Le droit à la ville : pour une ville vivable, pour toutes et tous

Le droit à la ville est une exigence démocratique. C'est le droit de vivre pleinement la ville : d'y habiter dignement, d'y circuler librement, d'y rester, de s'y exprimer, d'y créer du commun.
📚 Théorisé dès 1968 par Henri Lefebvre, ce droit est d'abord un refus : refus de laisser la fabrique de la ville aux seuls intérêts privés, refus d'un urbanisme imposé par un pouvoir vertical, sourd aux aspirations des habitant·es. Il naît dans un contexte d'expulsions massives des classes populaires des centres urbains, sous l'effet de la spéculation, de la gentrification et d'un aménagement conçu sans, voire contre, les populations.
Mais c'est aussi une aspiration : repenser la ville comme un bien commun. Une ville que l'on ne se contente pas de traverser ou de consommer, mais que l'on façonne collectivement. Une ville que l'on habite en y participant pleinement — en décidant, en débattant, en créant des lieux, des usages, des solidarités.
🌍 Le droit à la ville s'incarne dans le droit à l'espace public. Un espace réellement partagé, accessible à toutes et tous : enfants, femmes, personnes âgées, racisé·es, personnes précaires, personnes en situation de handicap. C'est là que se joue une lutte silencieuse mais décisive contre l'ordre social établi : penser l'espace public autrement, c'est penser la société autrement. Refuser l'aseptisation, reconnaître les conflictualités, faire place à l'imprévu : c'est une démarche profondément politique, pour mieux faire société. Le droit à la ville implique d'accepter que l'espace public soit un lieu de contestation des pouvoirs, où le droit de manifester y est sanctuarisé.
🚷 Dans de nombreuses villes, pourtant, l'espace public se transforme au détriment de sa vocation universelle. Ici, des bancs sont supprimés. Là, des arrêtés anti-mendicité se multiplient. Ailleurs, des dispositifs "anti-indésirables" redéfinissent qui peut ou non occuper l'espace. L'accès libre, sans but marchand, devient une exception. Dormir dehors est criminalisé, flâner devient suspect. On ne fait plus place à l'habitant·e, mais au consommateur rentable.
🛑 Cette privatisation rampante — parfois insidieuse, parfois assumée — fragmente la ville. Zones commerciales sécurisées, lotissements fermés (gated communities), mobilier urbain dissuasif, gestion déléguée à des acteurs privés… autant de pratiques qui dessinent une ville triée, filtrée, surveillée. Ce ne sont pas toutes les villes, mais ce sont des tendances bien réelles.

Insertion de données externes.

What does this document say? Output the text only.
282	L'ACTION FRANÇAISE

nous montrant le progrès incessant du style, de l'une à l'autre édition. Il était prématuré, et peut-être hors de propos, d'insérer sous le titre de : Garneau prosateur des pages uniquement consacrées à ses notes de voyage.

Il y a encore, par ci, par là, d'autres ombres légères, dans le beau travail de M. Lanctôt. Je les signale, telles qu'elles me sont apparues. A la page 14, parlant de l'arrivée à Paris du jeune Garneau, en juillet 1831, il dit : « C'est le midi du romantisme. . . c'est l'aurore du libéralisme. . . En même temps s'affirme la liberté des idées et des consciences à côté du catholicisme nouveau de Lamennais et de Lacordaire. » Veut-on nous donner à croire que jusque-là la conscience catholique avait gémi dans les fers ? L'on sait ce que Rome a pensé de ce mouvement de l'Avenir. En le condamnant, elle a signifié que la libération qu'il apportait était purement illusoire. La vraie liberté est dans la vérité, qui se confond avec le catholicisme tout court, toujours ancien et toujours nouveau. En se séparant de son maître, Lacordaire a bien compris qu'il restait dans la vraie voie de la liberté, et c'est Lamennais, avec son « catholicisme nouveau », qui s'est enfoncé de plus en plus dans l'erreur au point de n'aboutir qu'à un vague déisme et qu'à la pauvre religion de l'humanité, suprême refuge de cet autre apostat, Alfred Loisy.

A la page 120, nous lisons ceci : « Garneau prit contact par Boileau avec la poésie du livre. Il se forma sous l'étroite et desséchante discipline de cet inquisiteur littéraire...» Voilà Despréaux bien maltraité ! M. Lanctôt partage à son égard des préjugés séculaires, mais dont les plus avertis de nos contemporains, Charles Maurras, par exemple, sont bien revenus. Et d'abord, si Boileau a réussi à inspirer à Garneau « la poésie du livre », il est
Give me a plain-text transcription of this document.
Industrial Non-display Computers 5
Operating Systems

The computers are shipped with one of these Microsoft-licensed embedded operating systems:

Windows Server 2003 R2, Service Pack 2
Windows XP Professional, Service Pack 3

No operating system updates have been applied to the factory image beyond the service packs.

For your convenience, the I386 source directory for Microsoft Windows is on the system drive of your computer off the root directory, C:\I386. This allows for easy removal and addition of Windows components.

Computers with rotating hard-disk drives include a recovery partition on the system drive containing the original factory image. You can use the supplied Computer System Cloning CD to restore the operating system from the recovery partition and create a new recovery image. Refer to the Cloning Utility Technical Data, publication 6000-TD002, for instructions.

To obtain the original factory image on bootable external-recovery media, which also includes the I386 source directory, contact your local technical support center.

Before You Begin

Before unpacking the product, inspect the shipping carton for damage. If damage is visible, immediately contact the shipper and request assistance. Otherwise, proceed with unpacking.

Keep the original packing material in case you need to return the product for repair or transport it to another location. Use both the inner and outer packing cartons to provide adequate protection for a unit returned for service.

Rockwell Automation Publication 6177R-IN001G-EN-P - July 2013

🔍 Le confinement a servi de révélateur. Il a mis en lumière les inégalités d'accès à l'espace, la brutalité du mal-logement, la violence d'un urbanisme qui confine certains à l'inconfort, à l'isolement ou à l'invisibilité. Il a aussi rappelé la valeur de la proximité et la nécessité d'un accès universel à la nature, aux services, aux équipements de quartier. Il a ravivé les enjeux de mobilité sobre, de ville du quart d'heure, de ville polycentrique.
🎯 Pour les écologistes, défendre le droit à la ville, c'est :
– garantir un accès égal et libre à l'espace public, indépendamment de l'âge, du genre, de l'origine ou du statut social ; – lutter contre la ségrégation spatiale et la spéculation foncière ;
– refuser la ville fonctionnelle qui assigne chacun à un lieu unique (dormir ici, travailler là, consommer ailleurs), et revaloriser des centralités locales vivantes ;
– affirmer que le droit à la ville, c'est aussi le droit à un logement digne, à des transports publics accessibles, à des espaces pour se poser, se rencontrer, s'exprimer.
⚠️ Cela suppose aussi de repenser nos outils de participation, de refuser les dispositifs qui n'impliquent que les plus favorisés ou les plus diplômés, de construire une véritable citoyenneté habitante, inclusive, continue, réelle. Sans cela, on ne ferait que déplacer l'exclusion.
✊ Le droit à la ville, c'est le droit d'être là. Sans avoir à consommer. Sans avoir à se justifier. Sans avoir à prouver qu'on le mérite. C'est un droit à la proximité, à la lenteur, à l'anonymat aussi. Et c'est, profondément, un projet écologique, social, féministe et démocratique.